Given the "unequal bargaining power" between an employer and its employees under the Industrial Disputes Act, 1947, the Rajasthan High Court has ruled that the settlement reached between them must be sent to the State Government, the Labour Commissioner, and the conciliation officer concerned for review.
It went on to say that until this criterion is met, the settlement cannot be considered binding on the parties under Section 18(1) of the Industrial Disputes Act, 1947.
While granting the petition, Justice Arun Bhansali made the following observation:
"The provisions are not without reason, inasmuch as on account of unequal bargaining power between the workmen and the management, in case a mutual settlement is arrived at the same becomes binding under the provisions of Section 18 (1) of the Act and, therefore, to ensure that the agreement arrived at is examined by the authority i.e. the Labour Commissioner and the conciliation officer, the same is required to be sent to them and entered in the register of settlement maintained by the conciliation officer."
In this regard, the court noted that there is no indication in the agreement or respondents' reply that the disputed agreement was ever sent to the Labour Commissioner of Rajasthan and/or the conciliation officer, and that it was entered in the register maintained under Rule 75 of the Rajasthan Industrial Disputes Rules, 1958.
The court also decided that the petitioners would be entitled to semi-permanent and permanent status from the date of their initial appointment, as well as the benefit of selection grade upon completion of 9, 18, and 27 years of service, as required by law, which would be reflected in their salary and/or pension entitlement. The court went on to say that after calculating all of the benefits available to the petitioners based on the aforesaid directives, the petitioners would be entitled to the actual monetary benefits starting three years before the writ petitions were filed.
The court also quashed the respondents' action in granting benefits from the alleged date of reinstatement. The court ordered that the respondents complete the exercise within six weeks and that the arrears of monetary benefits be paid to the petitioners within four weeks after that. The court further stated that the respondents may continue to pay the benefits to the petitioners in accordance with the law.
The court also noted that once the award was made and the State obtained a modification in relation to back wages by filing a writ petition, the cross appeals were dismissed along with the State's Special Leave Petition, there was no reason for the State to engage in manoeuvring to deprive the petitioners of their rights under the award made by the Labour Court.
The court went on to say that after the learned Single Judge modified the award, the award made by the Labour Court merged into the order of the High Court, and that the respondents' actions after that amounted to a violation of the Court's directions made in the writ petition and special appeal, which could not be tolerated under any circumstances.

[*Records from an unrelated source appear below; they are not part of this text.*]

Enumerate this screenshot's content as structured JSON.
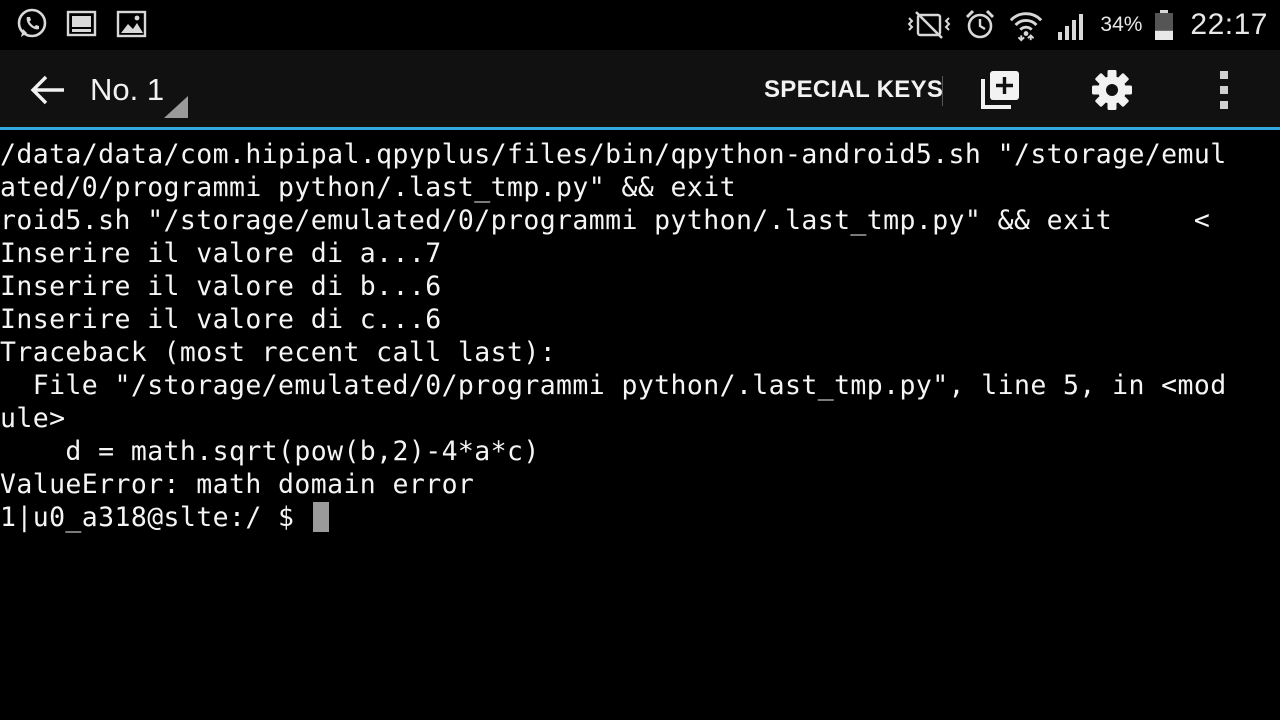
{
  "status_bar": {
    "left_icons": [
      "whatsapp-icon",
      "screen-icon",
      "gallery-icon"
    ],
    "right_icons": [
      "vibrate-mute-icon",
      "alarm-icon",
      "wifi-icon",
      "signal-icon",
      "battery-icon"
    ],
    "battery_percent": "34%",
    "battery_level": 0.34,
    "time": "22:17"
  },
  "action_bar": {
    "session_title": "No. 1",
    "special_keys_label": "SPECIAL KEYS",
    "accent_color": "#33a8e0"
  },
  "terminal": {
    "lines": [
      "/data/data/com.hipipal.qpyplus/files/bin/qpython-android5.sh \"/storage/emul",
      "ated/0/programmi python/.last_tmp.py\" && exit",
      "roid5.sh \"/storage/emulated/0/programmi python/.last_tmp.py\" && exit     <",
      "Inserire il valore di a...7",
      "Inserire il valore di b...6",
      "Inserire il valore di c...6",
      "Traceback (most recent call last):",
      "  File \"/storage/emulated/0/programmi python/.last_tmp.py\", line 5, in <mod",
      "ule>",
      "    d = math.sqrt(pow(b,2)-4*a*c)",
      "ValueError: math domain error"
    ],
    "prompt": "1|u0_a318@slte:/ $ "
  }
}
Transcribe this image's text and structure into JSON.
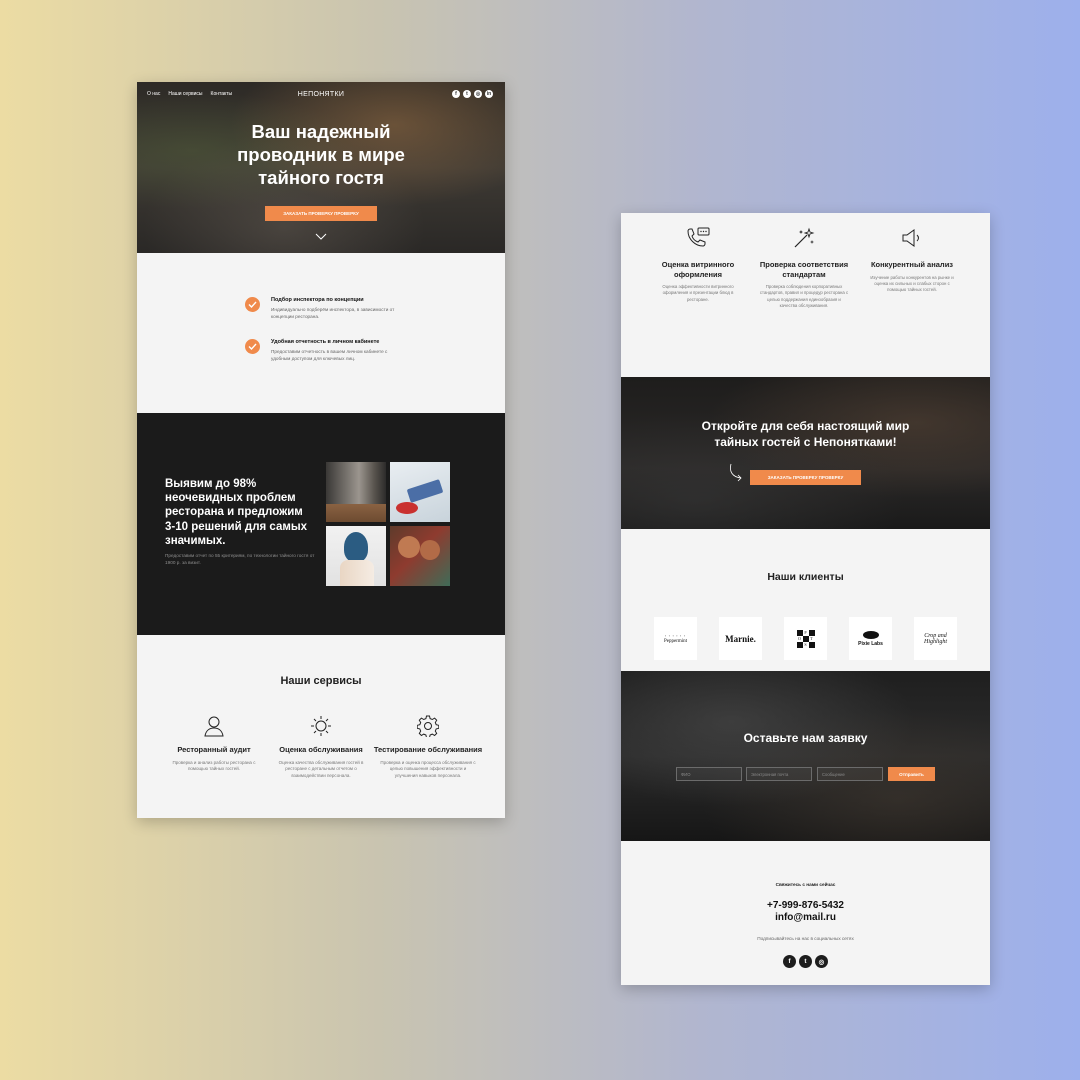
{
  "left_page": {
    "nav": {
      "items": [
        "О нас",
        "Наши сервисы",
        "Контакты"
      ],
      "brand": "НЕПОНЯТКИ"
    },
    "social_icons": [
      "facebook-icon",
      "twitter-icon",
      "instagram-icon",
      "linkedin-icon"
    ],
    "hero": {
      "title_lines": [
        "Ваш надежный",
        "проводник в мире",
        "тайного гостя"
      ],
      "button": "ЗАКАЗАТЬ ПРОВЕРКУ ПРОВЕРКУ"
    },
    "features": [
      {
        "title": "Подбор инспектора по концепции",
        "text": "Индивидуально подберём инспектора, в зависимости от концепции ресторана."
      },
      {
        "title": "Удобная отчетность в личном кабинете",
        "text": "Предоставим отчетность в вашем личном кабинете с удобным доступом для ключевых лиц."
      }
    ],
    "dark_block": {
      "title_lines": [
        "Выявим до 98%",
        "неочевидных проблем",
        "ресторана и предложим",
        "3-10 решений для самых",
        "значимых."
      ],
      "text": "Предоставим отчет по 55 критериям, по технологии тайного гостя от 1900 р. за визит."
    },
    "services": {
      "title": "Наши сервисы",
      "items": [
        {
          "icon": "user-icon",
          "title": "Ресторанный аудит",
          "text": "Проверка и анализ работы ресторана с помощью тайных гостей."
        },
        {
          "icon": "sun-icon",
          "title": "Оценка обслуживания",
          "text": "Оценка качества обслуживания гостей в ресторане с детальным отчетом о взаимодействии персонала."
        },
        {
          "icon": "gear-icon",
          "title": "Тестирование обслуживания",
          "text": "Проверка и оценка процесса обслуживания с целью повышения эффективности и улучшения навыков персонала."
        }
      ]
    }
  },
  "right_page": {
    "services": [
      {
        "icon": "phone-chat-icon",
        "title": "Оценка витринного оформления",
        "text": "Оценка эффективности витринного оформления и презентации блюд в ресторане."
      },
      {
        "icon": "magic-wand-icon",
        "title": "Проверка соответствия стандартам",
        "text": "Проверка соблюдения корпоративных стандартов, правил и процедур ресторана с целью поддержания единообразия и качества обслуживания."
      },
      {
        "icon": "megaphone-icon",
        "title": "Конкурентный анализ",
        "text": "Изучение работы конкурентов на рынке и оценка их сильных и слабых сторон с помощью тайных гостей."
      }
    ],
    "cta": {
      "title_lines": [
        "Откройте для себя настоящий мир",
        "тайных гостей с Непонятками!"
      ],
      "button": "ЗАКАЗАТЬ ПРОВЕРКУ ПРОВЕРКУ"
    },
    "clients": {
      "title": "Наши клиенты",
      "logos": {
        "peppermint": "Peppermint",
        "marnie": "Marnie.",
        "grid_letters": [
          "P",
          "O",
          "T",
          "S"
        ],
        "pixie": "Pixie Labs",
        "crop_lines": [
          "Crop and",
          "Highlight"
        ]
      }
    },
    "form": {
      "title": "Оставьте нам заявку",
      "placeholders": [
        "ФИО",
        "Электронная почта",
        "Сообщение"
      ],
      "button": "Отправить"
    },
    "footer": {
      "contact_title": "Свяжитесь с нами сейчас",
      "phone": "+7-999-876-5432",
      "email": "info@mail.ru",
      "subscribe": "Подписывайтесь на нас в социальных сетях",
      "social_icons": [
        "facebook-icon",
        "twitter-icon",
        "instagram-icon"
      ]
    }
  },
  "colors": {
    "accent": "#f08a4b",
    "dark": "#1b1b1b",
    "light": "#f4f4f4"
  }
}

The petitions could not be dismissed due to alleged unexplained delay and laches, according to the court. In this regard, the court stated that, given the petitioners' background of being illiterate, tribal, and belonging to the lower strata of society, and working as Beldar/Coolie and now in advanced age, the petitioners appeared to be oblivious to the respondents' illegality and their rights under the award, and that it was only after the passing of the order in the case of Smt. Balmandi that they became aware of their rights and approached the court. The court did add, however, that in order to balance the equities, the real benefit available to the petitioners can be limited for three years from the time the writ petitions were filed.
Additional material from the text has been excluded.